Book by Kevin Hearne

Hounded is the first novel in Kevin Hearne's urban fantasy series, The Iron Druid Chronicles. It was released on May 3, 2011. The sequel, Hexed was released on June 7, 2011.

==Plot==
Hounded introduces the character of Atticus O'Sullivan and his world, a secret history where magic, vampires, werewolves, gods, and other supernatural elements exist (albeit in hiding). O'Sullivan, the last Druid and proprietor of Third Eye Books and Herbs occult shop, comes into contact with many of the supernatural characters of his home city of Tempe, Arizona. He draws his power from the earth, possesses a sharp wit, and wields an even sharper magical sword known as Fragarach, the Answerer.

And for Hounded (book one), this particular sword sets off a series of godly events. The novel blends elements of mythology and urban fantasy.

==Characters==
- Atticus O'Sullivan: The last of the Druids.
- Oberon: Atticus's Irish Wolfhound; he can communicate telepathically with Atticus.
- The Morrígan: Celtic Chooser of the Slain and goddess of art.
- Aenghus Óg: Celtic god of love who has been pursuing Atticus to retrieve Fragarach.
- Flidais: Goddess of the hunt.
- Radomila: Leader of the Tempe Coven
- Emily: The youngest of the thirteen witches in the Tempe Coven.
- Malina Sokolowski: Witch of the Tempe Coven, guardian of Emily.
- Gunner Magnusson: Alpha leader of the Tempe, Arizona werewolf pack.
- Hallbjörn “Hal” Hauk: Atticus' daytime lawyer, a werewolf.
- Leif Helgarson: Atticus' nighttime lawyer, a vampire.
- Widow MacDonagh: Atticus' neighbor and friend.
- Granuaile: Bartender at Rúla Búla who is possessed by an Indian witch.
- Brighid: Goddess of poetry, fire, and the forge; Aenghus Óg's sister and Bres' wife.
- Bres: Brighid's husband and former king of the Tuatha Dé Danann.
- Coyote: Native American trickster god.

==Reception==
The book was received well by critics. Publishers Weekly called it, “a superb urban fantasy debut.”

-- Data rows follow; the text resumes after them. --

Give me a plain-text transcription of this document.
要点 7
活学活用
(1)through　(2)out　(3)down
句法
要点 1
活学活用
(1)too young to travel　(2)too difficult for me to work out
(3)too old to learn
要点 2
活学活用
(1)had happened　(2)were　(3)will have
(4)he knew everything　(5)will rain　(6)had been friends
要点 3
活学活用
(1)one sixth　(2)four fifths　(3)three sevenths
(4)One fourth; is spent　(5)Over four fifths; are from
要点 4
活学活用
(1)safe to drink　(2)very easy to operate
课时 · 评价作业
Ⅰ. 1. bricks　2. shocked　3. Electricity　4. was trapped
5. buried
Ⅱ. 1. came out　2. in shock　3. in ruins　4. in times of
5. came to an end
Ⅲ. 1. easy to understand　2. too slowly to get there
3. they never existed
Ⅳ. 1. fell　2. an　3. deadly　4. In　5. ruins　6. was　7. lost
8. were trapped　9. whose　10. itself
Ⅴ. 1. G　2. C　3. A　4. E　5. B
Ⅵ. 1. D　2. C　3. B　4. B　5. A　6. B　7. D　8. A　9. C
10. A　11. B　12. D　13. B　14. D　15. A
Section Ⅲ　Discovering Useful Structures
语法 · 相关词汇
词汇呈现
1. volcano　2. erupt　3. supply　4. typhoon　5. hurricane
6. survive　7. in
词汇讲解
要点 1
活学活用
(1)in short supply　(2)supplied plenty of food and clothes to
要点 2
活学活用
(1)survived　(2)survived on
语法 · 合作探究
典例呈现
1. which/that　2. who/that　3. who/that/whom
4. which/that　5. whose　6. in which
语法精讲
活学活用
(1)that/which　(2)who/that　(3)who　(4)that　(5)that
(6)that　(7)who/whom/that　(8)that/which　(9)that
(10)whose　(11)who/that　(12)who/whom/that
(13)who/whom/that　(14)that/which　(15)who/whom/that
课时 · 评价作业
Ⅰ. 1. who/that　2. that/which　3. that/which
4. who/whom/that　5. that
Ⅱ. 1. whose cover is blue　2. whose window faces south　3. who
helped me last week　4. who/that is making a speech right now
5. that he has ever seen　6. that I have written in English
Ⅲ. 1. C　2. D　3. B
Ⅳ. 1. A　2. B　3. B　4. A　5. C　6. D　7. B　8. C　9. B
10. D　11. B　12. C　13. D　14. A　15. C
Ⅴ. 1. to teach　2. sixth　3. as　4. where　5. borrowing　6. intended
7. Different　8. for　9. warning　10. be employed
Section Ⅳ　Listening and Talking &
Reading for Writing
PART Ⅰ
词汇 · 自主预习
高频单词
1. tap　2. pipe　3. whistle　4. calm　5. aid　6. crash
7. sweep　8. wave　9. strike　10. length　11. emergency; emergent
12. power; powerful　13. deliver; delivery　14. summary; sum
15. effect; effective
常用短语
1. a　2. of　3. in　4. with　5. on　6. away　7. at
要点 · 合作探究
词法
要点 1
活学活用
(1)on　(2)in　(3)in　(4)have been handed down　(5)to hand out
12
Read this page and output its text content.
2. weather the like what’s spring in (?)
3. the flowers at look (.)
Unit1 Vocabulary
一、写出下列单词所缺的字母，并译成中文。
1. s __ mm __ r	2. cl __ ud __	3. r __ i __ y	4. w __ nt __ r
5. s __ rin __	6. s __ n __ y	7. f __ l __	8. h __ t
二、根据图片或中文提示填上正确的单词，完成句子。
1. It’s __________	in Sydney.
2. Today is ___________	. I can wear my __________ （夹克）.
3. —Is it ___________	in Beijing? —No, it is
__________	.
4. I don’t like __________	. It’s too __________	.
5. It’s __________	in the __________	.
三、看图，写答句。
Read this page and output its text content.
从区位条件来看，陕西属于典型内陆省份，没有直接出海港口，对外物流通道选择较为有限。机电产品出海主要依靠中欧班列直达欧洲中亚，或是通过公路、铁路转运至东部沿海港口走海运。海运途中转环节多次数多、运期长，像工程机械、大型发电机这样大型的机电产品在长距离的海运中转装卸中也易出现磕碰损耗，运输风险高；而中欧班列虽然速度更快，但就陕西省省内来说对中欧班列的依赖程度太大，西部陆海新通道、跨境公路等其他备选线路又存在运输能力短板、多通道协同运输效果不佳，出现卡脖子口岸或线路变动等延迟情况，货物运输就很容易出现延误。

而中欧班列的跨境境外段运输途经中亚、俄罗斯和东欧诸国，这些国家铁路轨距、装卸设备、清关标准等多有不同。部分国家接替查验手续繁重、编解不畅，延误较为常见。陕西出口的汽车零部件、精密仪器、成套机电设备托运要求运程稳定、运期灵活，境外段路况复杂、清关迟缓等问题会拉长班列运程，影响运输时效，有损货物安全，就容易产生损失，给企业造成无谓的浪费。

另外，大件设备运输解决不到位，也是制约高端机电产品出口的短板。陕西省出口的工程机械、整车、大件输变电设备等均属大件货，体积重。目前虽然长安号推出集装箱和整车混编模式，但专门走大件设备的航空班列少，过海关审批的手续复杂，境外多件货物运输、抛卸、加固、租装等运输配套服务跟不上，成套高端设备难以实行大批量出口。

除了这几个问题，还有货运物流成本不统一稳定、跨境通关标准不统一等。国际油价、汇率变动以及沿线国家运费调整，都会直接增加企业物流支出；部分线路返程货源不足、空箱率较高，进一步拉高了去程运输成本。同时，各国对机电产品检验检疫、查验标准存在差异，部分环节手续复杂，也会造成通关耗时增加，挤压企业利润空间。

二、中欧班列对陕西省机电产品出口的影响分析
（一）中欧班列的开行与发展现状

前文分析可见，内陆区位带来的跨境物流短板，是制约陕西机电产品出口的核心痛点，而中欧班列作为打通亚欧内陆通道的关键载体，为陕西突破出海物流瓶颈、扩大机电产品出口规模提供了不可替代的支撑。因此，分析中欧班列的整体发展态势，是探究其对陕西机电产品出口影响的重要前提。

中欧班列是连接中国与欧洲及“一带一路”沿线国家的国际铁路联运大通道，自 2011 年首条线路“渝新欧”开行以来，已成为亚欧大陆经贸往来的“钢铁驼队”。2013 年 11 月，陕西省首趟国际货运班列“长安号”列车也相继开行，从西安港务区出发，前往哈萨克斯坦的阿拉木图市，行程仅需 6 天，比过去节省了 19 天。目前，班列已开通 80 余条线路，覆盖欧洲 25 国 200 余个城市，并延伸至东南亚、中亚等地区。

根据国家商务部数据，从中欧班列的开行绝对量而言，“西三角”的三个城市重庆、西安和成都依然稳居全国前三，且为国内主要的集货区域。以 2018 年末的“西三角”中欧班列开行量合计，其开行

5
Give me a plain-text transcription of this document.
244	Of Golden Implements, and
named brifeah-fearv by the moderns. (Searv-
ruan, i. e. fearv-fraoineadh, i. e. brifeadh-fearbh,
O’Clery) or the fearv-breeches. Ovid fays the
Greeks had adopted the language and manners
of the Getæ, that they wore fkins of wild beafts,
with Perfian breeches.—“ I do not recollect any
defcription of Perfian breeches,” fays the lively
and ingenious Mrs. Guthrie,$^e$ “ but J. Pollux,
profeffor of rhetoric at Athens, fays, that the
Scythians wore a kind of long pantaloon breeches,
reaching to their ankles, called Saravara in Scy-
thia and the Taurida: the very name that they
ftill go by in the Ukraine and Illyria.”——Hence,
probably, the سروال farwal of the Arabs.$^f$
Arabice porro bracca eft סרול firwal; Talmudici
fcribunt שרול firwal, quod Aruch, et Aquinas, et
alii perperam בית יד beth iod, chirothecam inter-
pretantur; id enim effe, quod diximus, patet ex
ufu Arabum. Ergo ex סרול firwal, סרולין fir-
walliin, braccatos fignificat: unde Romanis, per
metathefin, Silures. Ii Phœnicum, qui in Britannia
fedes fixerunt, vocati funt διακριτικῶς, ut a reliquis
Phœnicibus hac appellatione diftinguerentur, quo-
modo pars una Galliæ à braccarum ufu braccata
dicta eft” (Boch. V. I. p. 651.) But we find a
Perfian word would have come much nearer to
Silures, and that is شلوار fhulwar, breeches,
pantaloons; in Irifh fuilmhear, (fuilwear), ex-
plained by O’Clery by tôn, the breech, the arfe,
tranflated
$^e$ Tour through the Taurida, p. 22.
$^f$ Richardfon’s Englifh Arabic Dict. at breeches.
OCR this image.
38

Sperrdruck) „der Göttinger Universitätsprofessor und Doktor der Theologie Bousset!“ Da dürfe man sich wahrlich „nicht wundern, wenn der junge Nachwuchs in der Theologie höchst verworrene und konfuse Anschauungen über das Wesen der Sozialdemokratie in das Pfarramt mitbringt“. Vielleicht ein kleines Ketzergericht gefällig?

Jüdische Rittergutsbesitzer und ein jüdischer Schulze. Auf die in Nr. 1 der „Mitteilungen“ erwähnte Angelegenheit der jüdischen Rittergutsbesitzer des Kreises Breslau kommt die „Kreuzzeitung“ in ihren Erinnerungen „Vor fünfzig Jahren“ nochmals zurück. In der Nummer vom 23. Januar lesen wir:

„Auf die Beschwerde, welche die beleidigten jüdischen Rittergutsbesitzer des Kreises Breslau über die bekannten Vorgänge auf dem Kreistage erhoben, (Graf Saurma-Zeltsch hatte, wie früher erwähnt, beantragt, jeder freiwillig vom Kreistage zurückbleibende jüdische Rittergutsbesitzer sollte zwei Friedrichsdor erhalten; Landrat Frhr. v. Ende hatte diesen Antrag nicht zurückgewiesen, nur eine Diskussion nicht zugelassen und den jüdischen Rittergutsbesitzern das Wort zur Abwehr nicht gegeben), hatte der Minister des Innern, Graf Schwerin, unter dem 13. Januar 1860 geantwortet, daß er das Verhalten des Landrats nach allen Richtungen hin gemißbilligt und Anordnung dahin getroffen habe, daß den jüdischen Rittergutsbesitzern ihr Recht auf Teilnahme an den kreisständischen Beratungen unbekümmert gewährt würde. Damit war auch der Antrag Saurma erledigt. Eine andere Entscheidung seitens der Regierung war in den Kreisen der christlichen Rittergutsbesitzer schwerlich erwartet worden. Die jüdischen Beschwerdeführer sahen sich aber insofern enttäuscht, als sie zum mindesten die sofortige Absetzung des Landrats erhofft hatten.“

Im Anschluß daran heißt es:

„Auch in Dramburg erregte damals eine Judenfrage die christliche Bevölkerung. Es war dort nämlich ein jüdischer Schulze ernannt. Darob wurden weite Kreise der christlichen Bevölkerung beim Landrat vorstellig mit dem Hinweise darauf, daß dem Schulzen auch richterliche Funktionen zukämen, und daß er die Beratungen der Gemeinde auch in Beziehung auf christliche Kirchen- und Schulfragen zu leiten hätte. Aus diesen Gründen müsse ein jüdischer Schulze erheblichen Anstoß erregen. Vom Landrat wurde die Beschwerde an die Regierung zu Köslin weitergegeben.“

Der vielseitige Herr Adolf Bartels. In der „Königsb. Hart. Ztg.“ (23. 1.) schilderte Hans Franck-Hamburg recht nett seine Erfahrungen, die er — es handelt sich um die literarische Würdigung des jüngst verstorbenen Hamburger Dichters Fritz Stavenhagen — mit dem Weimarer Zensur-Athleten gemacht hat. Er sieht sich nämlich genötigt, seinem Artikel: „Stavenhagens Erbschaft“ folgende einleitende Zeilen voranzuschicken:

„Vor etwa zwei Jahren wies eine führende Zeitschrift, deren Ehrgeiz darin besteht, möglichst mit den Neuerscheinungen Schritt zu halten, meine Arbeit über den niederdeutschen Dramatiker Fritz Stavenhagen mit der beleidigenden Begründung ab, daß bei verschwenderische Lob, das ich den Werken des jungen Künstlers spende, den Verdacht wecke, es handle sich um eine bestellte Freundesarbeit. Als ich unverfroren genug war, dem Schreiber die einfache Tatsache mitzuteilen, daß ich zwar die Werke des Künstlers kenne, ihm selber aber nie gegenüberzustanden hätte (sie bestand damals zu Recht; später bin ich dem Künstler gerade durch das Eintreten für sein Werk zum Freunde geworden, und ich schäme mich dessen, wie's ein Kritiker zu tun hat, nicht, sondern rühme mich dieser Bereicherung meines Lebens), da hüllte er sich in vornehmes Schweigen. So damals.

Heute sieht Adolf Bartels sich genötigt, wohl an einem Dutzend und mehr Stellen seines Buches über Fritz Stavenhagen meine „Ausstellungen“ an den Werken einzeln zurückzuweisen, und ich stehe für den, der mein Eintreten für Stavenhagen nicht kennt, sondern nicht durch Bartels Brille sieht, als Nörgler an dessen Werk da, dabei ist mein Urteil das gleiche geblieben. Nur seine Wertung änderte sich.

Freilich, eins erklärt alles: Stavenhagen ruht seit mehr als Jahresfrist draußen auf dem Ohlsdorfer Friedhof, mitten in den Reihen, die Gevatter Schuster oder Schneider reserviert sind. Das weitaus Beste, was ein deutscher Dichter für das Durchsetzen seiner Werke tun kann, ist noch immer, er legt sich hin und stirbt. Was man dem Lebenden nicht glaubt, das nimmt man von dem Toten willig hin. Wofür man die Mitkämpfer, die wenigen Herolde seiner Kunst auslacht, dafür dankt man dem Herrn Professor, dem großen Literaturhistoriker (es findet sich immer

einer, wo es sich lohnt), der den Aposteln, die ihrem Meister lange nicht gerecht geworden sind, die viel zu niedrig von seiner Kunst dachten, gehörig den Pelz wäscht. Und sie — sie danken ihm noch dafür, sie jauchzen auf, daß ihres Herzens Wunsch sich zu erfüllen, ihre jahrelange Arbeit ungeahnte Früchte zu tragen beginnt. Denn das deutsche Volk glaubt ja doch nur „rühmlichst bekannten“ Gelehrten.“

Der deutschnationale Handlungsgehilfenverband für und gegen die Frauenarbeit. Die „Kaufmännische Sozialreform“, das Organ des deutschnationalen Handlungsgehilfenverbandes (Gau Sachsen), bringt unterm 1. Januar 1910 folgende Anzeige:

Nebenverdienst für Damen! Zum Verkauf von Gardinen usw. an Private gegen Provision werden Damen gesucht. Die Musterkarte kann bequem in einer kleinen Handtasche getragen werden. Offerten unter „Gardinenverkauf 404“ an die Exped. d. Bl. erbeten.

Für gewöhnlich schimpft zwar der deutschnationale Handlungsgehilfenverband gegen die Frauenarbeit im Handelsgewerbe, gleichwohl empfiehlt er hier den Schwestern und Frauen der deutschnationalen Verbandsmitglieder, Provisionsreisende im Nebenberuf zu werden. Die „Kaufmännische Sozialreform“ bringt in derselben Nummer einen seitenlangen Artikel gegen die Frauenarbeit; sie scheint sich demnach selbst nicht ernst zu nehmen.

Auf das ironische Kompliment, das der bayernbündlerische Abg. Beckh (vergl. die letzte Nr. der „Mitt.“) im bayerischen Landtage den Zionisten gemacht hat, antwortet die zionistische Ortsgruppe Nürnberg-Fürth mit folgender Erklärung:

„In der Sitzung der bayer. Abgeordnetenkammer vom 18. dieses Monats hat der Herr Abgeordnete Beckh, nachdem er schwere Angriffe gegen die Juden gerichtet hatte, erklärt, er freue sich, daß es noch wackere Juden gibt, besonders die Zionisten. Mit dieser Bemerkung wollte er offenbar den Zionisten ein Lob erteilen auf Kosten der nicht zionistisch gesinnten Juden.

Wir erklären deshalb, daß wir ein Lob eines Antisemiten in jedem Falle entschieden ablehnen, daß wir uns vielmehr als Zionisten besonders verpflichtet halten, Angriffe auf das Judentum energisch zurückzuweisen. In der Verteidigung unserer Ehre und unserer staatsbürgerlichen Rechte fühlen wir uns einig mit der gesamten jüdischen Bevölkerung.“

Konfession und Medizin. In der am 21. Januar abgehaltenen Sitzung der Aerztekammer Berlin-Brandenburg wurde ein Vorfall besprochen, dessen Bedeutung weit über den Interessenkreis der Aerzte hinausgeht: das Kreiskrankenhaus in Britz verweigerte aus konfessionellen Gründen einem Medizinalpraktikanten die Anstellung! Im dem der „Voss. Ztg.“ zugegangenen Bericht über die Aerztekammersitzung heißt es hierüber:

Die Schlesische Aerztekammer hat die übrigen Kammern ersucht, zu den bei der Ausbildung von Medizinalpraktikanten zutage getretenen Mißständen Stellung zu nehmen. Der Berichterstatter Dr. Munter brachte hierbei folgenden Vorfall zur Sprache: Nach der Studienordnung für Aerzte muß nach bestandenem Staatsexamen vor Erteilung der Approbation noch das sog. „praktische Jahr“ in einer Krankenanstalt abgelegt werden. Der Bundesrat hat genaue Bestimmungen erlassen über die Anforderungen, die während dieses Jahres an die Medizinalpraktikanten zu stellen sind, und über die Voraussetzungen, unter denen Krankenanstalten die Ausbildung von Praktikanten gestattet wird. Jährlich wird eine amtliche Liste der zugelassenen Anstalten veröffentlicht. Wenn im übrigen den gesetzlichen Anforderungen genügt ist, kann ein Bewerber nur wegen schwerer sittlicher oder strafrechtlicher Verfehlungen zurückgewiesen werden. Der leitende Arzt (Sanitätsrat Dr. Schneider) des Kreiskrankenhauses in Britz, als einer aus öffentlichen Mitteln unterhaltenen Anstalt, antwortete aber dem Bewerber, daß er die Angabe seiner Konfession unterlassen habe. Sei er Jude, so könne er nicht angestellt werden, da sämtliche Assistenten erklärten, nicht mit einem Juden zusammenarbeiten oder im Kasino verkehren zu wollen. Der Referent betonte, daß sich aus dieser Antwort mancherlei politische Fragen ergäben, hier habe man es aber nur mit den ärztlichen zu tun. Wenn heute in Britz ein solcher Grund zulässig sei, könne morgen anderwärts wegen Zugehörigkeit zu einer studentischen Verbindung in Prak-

Several other authors have also praised Hearne's first book. Nicole Peeler said that Kevin breathed “new life into old myths,” and created “a world both eerily familiar and startlingly original.” Ari Marmell called it “a page-turning and often laugh-out-loud funny caper through a mix of the modern and the mythic.”